Tiba di sekolah tiga puluh menit dari jam pertama, Baekhyun hanya bisa bermuka tebal saat ia masuk lewat belakang kelas. Sebagian besar mata tertuju padanya, dan sang guru, terkejut, melabelinya lamban begitu ia duduk dekat jendela di belakang temannya. Mereka berdua saling bersalaman, dan tampak jelas kalau beberapa perempuan tengah menggosip, jatuh pingsan malah, saat Baekhyun duduk di kursinya, sedikit terlambat.

"Maaf, pak," dia mengangkat tangannya seolah meminta maaf, "saya terlambat bangun."

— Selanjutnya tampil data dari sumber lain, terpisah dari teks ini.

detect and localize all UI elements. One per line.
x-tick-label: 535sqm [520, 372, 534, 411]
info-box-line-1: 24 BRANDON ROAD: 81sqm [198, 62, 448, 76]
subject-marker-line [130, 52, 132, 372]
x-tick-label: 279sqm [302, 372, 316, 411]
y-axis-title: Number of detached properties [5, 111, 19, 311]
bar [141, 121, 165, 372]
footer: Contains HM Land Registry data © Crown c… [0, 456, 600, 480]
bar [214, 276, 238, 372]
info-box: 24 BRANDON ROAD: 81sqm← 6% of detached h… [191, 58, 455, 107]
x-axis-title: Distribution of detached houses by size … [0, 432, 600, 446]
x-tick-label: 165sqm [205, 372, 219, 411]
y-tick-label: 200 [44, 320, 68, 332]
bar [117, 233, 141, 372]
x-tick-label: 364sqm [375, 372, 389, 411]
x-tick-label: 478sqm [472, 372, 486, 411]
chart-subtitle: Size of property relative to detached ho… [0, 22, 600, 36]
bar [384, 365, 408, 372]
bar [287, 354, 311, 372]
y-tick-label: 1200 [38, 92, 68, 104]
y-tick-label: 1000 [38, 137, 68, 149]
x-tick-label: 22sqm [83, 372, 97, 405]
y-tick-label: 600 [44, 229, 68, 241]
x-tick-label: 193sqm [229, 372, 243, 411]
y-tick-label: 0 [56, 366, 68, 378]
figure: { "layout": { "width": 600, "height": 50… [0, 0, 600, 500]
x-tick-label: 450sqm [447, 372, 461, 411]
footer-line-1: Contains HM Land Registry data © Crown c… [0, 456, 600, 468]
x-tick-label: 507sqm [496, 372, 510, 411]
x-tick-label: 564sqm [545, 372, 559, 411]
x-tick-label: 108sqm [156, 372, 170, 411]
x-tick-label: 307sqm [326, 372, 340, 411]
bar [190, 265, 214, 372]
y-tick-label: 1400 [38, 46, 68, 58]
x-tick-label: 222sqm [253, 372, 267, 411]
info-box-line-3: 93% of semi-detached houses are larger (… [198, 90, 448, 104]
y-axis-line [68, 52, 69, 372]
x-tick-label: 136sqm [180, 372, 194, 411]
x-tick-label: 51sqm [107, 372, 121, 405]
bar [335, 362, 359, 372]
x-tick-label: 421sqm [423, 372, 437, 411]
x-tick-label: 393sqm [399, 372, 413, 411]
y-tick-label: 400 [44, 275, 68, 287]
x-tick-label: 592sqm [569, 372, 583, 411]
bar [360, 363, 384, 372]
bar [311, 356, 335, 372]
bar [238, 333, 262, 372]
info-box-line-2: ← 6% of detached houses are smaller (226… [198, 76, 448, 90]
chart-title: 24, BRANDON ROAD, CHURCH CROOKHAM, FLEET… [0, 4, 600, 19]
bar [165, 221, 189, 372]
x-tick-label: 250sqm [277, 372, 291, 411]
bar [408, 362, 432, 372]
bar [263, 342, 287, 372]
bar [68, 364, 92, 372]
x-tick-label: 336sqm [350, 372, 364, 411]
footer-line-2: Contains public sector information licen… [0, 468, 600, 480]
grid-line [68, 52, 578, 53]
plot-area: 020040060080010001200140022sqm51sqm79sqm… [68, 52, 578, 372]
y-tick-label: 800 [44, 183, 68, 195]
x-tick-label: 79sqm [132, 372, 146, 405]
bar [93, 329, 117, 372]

Itu adalah alasan yang selalu dikemukakan Baekhyun karena itulah yang paling masuk akal. Tidak mungkin dia ingin menjelaskan bagaimana saudara tirinya berusaha membuatkannya roti panggang dan berakhir membakar separuh dapur, atau bagaimana ia harus memakaikannya baju karena orang yang dimaksud itu mengompol. Berusaha untuk tidak menghiraukan semua itu dengan senyum satu-juta-watt-nya, Baekhyun benar-benar lega ketika sang guru berbalik dan lanjut menulis persoalan matematika di papan tulis.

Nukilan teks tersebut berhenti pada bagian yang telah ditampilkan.